- Door
- Jeroen Mulder
- geplaatst op
- 19 mei 2014 11:05 uur
Hosting is dood. Deze ferme uitspraak staat op de homepage van pantheon.com, een Amerikaanse startup die zich bezighoudt met PaaS voor WordPress en Drupal. Echt SaaS. Want de gebruiker neemt geen VPS af met een template, maar een plek in de Runtime Matrix. Traditionele hosting is te log, te langzaam en vereist nog teveel aan handmatige instellingen die op (virtuele) machines moeten worden ingesteld door de gebruiker. Bij Pantheon krijgt de gebruiker een website, zonder ook maar enig idee te hebben waarop de site draait. Volgens Pantheon is dat de toekomst en tegelijk het einde van hosting. Dat valt te bezien.
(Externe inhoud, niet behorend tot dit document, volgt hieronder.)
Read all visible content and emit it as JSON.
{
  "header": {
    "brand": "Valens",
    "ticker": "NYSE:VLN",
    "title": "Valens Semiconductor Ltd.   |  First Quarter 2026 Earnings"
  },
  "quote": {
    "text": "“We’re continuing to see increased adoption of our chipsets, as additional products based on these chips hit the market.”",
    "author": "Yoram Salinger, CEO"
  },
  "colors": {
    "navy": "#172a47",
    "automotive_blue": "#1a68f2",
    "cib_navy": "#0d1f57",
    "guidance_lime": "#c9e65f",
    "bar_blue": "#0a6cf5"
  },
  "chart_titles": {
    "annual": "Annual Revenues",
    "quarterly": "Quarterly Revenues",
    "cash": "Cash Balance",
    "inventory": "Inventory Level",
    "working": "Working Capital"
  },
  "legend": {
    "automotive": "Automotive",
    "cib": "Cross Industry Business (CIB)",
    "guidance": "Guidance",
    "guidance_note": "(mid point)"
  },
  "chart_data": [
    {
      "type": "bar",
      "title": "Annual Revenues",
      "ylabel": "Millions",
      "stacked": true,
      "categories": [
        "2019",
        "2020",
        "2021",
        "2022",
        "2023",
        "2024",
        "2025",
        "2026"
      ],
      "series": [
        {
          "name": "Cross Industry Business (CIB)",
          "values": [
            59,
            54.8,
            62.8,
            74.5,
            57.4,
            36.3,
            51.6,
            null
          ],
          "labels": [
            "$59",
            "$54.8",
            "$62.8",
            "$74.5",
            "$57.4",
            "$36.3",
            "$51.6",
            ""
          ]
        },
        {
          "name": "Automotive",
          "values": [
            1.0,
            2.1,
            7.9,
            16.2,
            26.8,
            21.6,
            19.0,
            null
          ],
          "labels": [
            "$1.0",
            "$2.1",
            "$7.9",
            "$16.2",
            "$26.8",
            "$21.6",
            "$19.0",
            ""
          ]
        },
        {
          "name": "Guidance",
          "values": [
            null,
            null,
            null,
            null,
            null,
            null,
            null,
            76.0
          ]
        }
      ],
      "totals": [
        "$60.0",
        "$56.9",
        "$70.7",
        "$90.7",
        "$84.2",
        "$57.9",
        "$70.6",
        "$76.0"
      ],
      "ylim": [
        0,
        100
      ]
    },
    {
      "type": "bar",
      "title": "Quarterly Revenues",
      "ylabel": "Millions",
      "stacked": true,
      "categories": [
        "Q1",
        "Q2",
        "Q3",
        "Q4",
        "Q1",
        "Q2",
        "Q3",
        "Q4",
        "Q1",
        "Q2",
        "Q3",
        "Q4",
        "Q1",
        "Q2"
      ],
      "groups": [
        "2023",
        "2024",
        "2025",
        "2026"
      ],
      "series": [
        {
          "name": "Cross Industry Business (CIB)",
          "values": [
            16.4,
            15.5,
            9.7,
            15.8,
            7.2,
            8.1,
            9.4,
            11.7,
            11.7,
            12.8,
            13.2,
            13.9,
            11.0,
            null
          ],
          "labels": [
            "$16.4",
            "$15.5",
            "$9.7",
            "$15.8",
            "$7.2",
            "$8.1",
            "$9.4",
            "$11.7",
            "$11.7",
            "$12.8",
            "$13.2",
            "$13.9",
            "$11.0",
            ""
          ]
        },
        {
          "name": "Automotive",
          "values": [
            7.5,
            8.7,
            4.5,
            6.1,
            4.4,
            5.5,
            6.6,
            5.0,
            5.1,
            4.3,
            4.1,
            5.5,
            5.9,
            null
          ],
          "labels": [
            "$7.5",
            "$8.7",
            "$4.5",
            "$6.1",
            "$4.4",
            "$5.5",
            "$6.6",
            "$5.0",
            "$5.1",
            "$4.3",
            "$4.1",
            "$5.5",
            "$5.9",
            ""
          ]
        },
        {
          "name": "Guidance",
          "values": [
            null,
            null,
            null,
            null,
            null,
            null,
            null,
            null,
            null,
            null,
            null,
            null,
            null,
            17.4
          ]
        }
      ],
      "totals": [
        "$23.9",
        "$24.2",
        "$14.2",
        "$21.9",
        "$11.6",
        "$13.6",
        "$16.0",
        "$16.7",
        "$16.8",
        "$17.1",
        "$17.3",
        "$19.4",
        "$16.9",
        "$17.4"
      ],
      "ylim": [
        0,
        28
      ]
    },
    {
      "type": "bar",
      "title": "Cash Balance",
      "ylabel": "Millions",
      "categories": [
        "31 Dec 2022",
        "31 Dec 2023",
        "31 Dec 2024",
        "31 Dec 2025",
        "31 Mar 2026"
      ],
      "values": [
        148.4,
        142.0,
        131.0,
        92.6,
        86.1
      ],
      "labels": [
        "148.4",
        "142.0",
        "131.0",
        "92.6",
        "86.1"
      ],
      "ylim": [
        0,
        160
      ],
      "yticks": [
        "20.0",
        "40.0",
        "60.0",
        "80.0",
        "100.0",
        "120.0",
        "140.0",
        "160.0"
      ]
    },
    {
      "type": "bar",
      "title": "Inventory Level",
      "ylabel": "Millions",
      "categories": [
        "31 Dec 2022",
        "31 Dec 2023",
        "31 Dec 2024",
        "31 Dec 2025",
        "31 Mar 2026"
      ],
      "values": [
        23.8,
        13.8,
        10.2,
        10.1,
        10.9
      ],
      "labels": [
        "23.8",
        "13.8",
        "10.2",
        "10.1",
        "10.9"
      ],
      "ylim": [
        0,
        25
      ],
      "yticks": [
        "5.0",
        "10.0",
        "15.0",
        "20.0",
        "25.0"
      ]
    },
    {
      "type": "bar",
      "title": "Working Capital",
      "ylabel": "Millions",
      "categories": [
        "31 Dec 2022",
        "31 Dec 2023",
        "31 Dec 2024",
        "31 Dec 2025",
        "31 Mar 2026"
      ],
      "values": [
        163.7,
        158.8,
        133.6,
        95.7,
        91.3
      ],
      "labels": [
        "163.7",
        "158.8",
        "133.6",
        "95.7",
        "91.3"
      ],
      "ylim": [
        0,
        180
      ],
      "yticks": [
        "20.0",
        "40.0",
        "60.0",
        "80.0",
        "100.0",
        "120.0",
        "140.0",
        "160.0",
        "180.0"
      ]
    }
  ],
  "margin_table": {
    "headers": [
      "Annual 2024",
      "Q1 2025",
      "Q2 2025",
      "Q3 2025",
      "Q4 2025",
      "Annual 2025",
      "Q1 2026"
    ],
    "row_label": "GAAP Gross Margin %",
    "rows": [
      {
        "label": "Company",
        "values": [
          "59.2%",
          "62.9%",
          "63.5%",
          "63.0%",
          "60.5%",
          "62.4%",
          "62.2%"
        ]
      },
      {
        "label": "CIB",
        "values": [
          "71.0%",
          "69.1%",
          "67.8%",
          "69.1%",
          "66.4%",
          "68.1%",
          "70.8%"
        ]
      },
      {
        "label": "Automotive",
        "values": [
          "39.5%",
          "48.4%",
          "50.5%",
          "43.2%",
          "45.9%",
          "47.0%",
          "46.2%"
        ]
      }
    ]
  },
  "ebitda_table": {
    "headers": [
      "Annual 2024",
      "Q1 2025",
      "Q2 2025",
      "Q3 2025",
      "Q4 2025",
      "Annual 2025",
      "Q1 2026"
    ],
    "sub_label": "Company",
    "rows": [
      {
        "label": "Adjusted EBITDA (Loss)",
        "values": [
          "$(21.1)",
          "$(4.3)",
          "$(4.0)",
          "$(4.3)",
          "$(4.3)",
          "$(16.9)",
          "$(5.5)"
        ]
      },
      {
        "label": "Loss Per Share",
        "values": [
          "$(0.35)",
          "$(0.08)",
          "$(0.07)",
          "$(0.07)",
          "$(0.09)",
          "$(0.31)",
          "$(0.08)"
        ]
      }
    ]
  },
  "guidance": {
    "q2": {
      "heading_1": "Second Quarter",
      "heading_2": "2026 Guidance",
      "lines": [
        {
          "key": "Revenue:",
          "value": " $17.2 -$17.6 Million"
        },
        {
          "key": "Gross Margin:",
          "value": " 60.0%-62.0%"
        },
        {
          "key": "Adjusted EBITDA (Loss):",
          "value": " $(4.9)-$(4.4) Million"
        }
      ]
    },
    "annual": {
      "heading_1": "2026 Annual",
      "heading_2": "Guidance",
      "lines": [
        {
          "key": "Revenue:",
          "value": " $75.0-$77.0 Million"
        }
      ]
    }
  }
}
Het is maar wat je onder hosting verstaat. Heel plat: een ‘gastheer’ voor iets dat iemand op het internet wil delen. Pantheon is dan weliswaar geen traditionele (cloud)hoster – voor zover je binnen de cloud al van ‘traditioneel’ kunt spreken – maar welbeschouwd is Pantheon gewoon een hostingbedrijf. Pantheon host websites. Punt. Dat ze dit op een manier doen die op z’n minst uniek lijkt, is een ander verhaal. Het lukt de Amerikanen in elk geval om investeerders te overtuigen van het verhaal. Het bedrijf maakte vorige week bekend dat het in een tweede investeringsronde 21,5 miljoen dollar heeft opgehaald waarmee het WordPress en Drupal-platform verder wordt uitgebreid. Eerder haalde het bedrijf al een kleine 10 miljoen dollar op.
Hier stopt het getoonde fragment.